Drinking Game
Take a Drink: for little kids- beware those little shits
Take a Drink: for a nice Irish pint
Take Two: if a kid’s drinking it
Take a Drink: for the kindness of strangers
Take a Drink: for backroom planning
Take a Drink: when violence strikes unexpectedly and furiously
Do a Shot: when Hell visits Belfast
Community Review
[ratings]
Movie Review
By: Henry J. Fromage (Two Beers) –
Even with Angelina Jolie’s Unbroken underwhelming pratically everybody, you can’t blame that on star Jack O’Connell, and neither does it diminish the monster year he’s had. He exploded onto the scene like a supernova with Starred Up, and Unbroken certainly will introduce him to a more mainstream audience, but in between he turned into another tour de force performance that folks Stateside will get to see early next year.
Yes, I’m referring to The Ed Helms Story
Or… ’71. O’Connell stars as a fresh-faced British soldier sent to Northern Ireland during the heart of The Troubles, when Catholic and Protestant sectionalism exploded into Syria-levels of urban warfare. When he gets separated from his unit when a routine mission goes to hell, he’s forced to navigate an unfamiliar city where practically everyone wants him dead.
A Toast
This is one of the few finest action films of the year. Rookie director Yann Demange has a natural talent for creating action scenes that feel incredibly immersive and immediate, like Paul Greengrass if he stopped hiring cameramen from that palsy charity.
Michael J. Fox’s camerawork has been slipping as of late…
He and DP Tat Radcliffe stage some absolutely bravura handheld long takes, choreographed like ballet but utterly realistic, which are all the more powerful because they often strike like lightning out of a clear blue sky. Violence lurks around every corner, creating a paranoid state of mind that mirrors O’Connell’s. However, the only hope he has and aid he receives is from the kindness of strangers from both sides, and Demange does a great job emphasizing not just the absolute hell that can emerge from ideology-driven conflicts, but also the humanity that persists in the face of them.

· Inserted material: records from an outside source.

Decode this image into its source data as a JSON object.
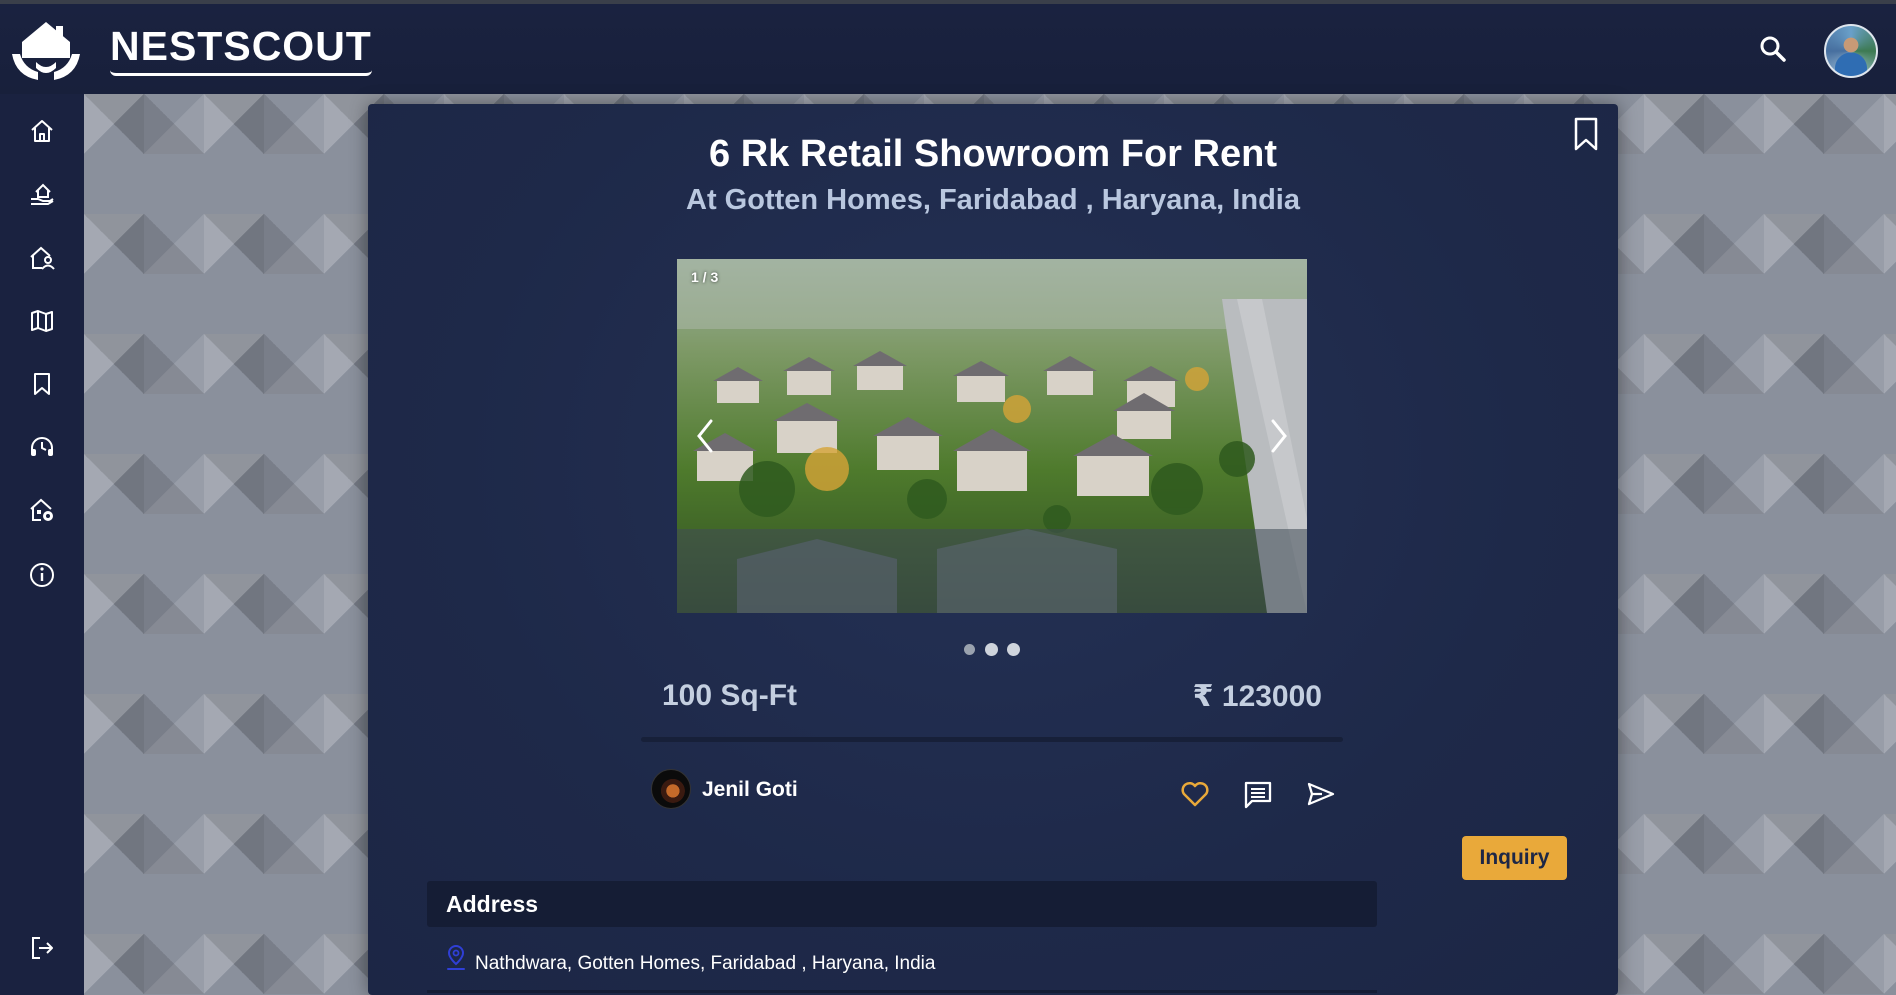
{
  "app": {
    "brand": "NESTSCOUT"
  },
  "header": {
    "search_icon": "search-icon",
    "avatar_icon": "user-avatar"
  },
  "sidebar": {
    "items": [
      {
        "icon": "home-icon"
      },
      {
        "icon": "property-hand-icon"
      },
      {
        "icon": "house-user-icon"
      },
      {
        "icon": "map-icon"
      },
      {
        "icon": "bookmark-icon"
      },
      {
        "icon": "support-headset-icon"
      },
      {
        "icon": "house-settings-icon"
      },
      {
        "icon": "info-icon"
      }
    ],
    "logout_icon": "logout-icon"
  },
  "listing": {
    "title": "6 Rk Retail Showroom For Rent",
    "subtitle": "At Gotten Homes, Faridabad , Haryana, India",
    "image_counter": "1 / 3",
    "image_count": 3,
    "active_image": 1,
    "area": "100 Sq-Ft",
    "price": "₹ 123000",
    "owner_name": "Jenil Goti",
    "inquiry_label": "Inquiry",
    "address_heading": "Address",
    "address_text": "Nathdwara, Gotten Homes, Faridabad , Haryana, India"
  },
  "colors": {
    "accent": "#e9a93a",
    "background": "#1d2746",
    "heart": "#e9a93a",
    "pin": "#2f3fd6"
  }
}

Acting-wise, Corey McKinley straight up steals the movie for about 15 minutes, playing a fearless stout-swilling little hardass who saves O’Connell’s bacon and beans at one point, but it’s O’Connell’s movie and he delivers. His soldier is almost another vision of how his prematurely hardened con from Starred Up could have ended up if his life had broken a different direction.
He’s a poor orphan, so it’s basically prison or the army.
He captures our empathy with a minimum of effort, then tortures us with it as we witness his nice guy persona warp under the strain of this nightmare experience. The film ends with a touch of hope, but an earlier scene of previously unwitnessed aggression adds an obsidian lining, if you will. Something small but significant’s broken inside him.
A last raise of the glass to frequent Steven Soderbergh collaborator David Holmes’s Hans Zimmer-lite score, which is the perfect propulsive accompaniment to the action.
Beer Two
O’Connell does a great job adding dimension to his character, but a little more on-page development would have been good before he entered the fray- he’s still a bit of a cipher. Also, the late twist with the Military Reaction Force feels more writerly than realistic, and isn’t terribly surprising as a result.
Verdict
’71 is another feather in rising star Jack O’Connell’s cap, and an incredible action debut for exciting new director Yann Demange.